Würde man die Anzahl der Coachs im UK auf die gesamte Europäische Union hochrechnen (Bevölkerung im Januar 2008: 497 Millionen), wären in der EU theoretisch ca. 100.000 Coachs tätig. Aufgrund der erheblichen wirtschafltichen Unterschiede in der EU ist dieser Vergleich zwar nur begrenzt sinnvoll, zeigt aber das grundsätzliche Potenzial des Coaching-Marktes mit Blick in die Zukunft.

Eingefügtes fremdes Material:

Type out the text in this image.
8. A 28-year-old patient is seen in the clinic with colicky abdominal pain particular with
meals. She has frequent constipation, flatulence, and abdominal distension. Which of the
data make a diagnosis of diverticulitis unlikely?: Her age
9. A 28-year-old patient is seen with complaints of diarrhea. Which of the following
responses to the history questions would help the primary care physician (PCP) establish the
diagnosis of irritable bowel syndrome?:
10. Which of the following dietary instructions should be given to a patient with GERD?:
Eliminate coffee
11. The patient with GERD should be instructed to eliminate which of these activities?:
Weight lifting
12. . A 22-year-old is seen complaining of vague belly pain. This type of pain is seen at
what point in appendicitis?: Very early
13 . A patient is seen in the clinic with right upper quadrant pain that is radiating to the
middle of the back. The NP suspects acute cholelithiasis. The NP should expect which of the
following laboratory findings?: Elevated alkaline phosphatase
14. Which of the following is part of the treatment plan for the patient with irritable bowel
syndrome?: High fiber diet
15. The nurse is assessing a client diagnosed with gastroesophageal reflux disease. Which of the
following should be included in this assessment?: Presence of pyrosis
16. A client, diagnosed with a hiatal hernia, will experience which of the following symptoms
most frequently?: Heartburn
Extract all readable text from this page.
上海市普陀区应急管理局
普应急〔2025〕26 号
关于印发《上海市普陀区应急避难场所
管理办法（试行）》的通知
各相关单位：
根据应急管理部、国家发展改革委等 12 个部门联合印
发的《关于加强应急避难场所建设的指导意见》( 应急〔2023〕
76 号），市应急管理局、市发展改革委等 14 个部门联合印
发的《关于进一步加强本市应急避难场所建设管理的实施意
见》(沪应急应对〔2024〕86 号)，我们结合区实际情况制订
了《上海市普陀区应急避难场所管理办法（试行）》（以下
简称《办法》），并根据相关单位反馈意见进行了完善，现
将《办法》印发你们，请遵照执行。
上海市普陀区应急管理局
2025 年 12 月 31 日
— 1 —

 Auf einen Coach kommen 1.000 Führungskräfte

Zielgruppe der Coachs sind zu ca. 75% Führungskräfte, Manager und Projektleiter (Coaching-Umfrage Deutschland 2007). Wie groß die Gesamtzahl der Führungskräfte in Deutschland ist, kann geschätzt werden. Da es in Deutschland ca. 3 Millionen Unternehmen gibt (Quelle: Wikipedia – Stand 2004) und zudem noch zahlreiche andere Organisationen mit Führungskräften existieren (Öffentliche Betriebe, Verwaltungen usw.) kann man selbst bei konservativer Schätzung von deutlich über 4 Millionen Führungskräften und Unternehmern ausgehen. Diese Zahl wird vom Mikrozensus des Statistischen Bundesamtes aus dem Jahr 2004 gestützt: Hier wird von insgesamt 4,9 Millionen Führungskräften in Deutschland ausgegangen (Quelle: Broschüre “Leben und Arbeiten in Deutschland Ergebnisse des Mikrozensus 2004″ des Statistischen Bundesamtes, S. 53). Auf einen professionellen Coach kommen demnach in Deutschland zur Zeit ca. 1.000 Führungskräfte.
 

 Deutliches Wachstum erwartet

Im Jahr 2007 wurden nach Schätzungen des Coaching-Report in Deutschland ca. 75.000 Coaching-Prozesse mit Führungskräften durchgeführt. Dies bedeutet, dass ca. 1,5% der deutschen Führungskräfte 2007 ein Coaching in Anspruch genommen haben – also in etwa jede 66. Führungskraft.

Zum Vergleich: Laut Harvard Businessmanager (März 2008, S. 40) werden bei Daimler und Volkswagen jährlich ca. 10% der Manager gecoacht. Daraus lässt sich ableiten, dass noch ein deutliches Wachstum des Marktes von mehreren 100% möglich ist, wenn Coaching auch zunehmend in kleinen und mittelständischen Unternehmen in Anspruch genommen wird. (Würde jedes Unternehmen so viele Führungskräfte wie Daimler oder VW coachen lassen, entspräche dies einem Marktwachstum von 660 Prozent.)

Umsatzvolumen

Der deutsche Beratermarkt hatte 2007 ein Volumen von 16,4 Mrd. Euro (Quelle: FTD, 11.03.2008). Selbst bei großzügiger Schätzung der Coaching-Honorare hat die Coaching-Branche daran nur einen sehr geringen Anteil von etwa 250 Mio. Euro (Coaching) – dies sind 1,5 Prozent des Beratermarktes. Diese Zahlen zeigen deutlich, welche Zuwachsraten noch im Coaching-Markt möglich sind.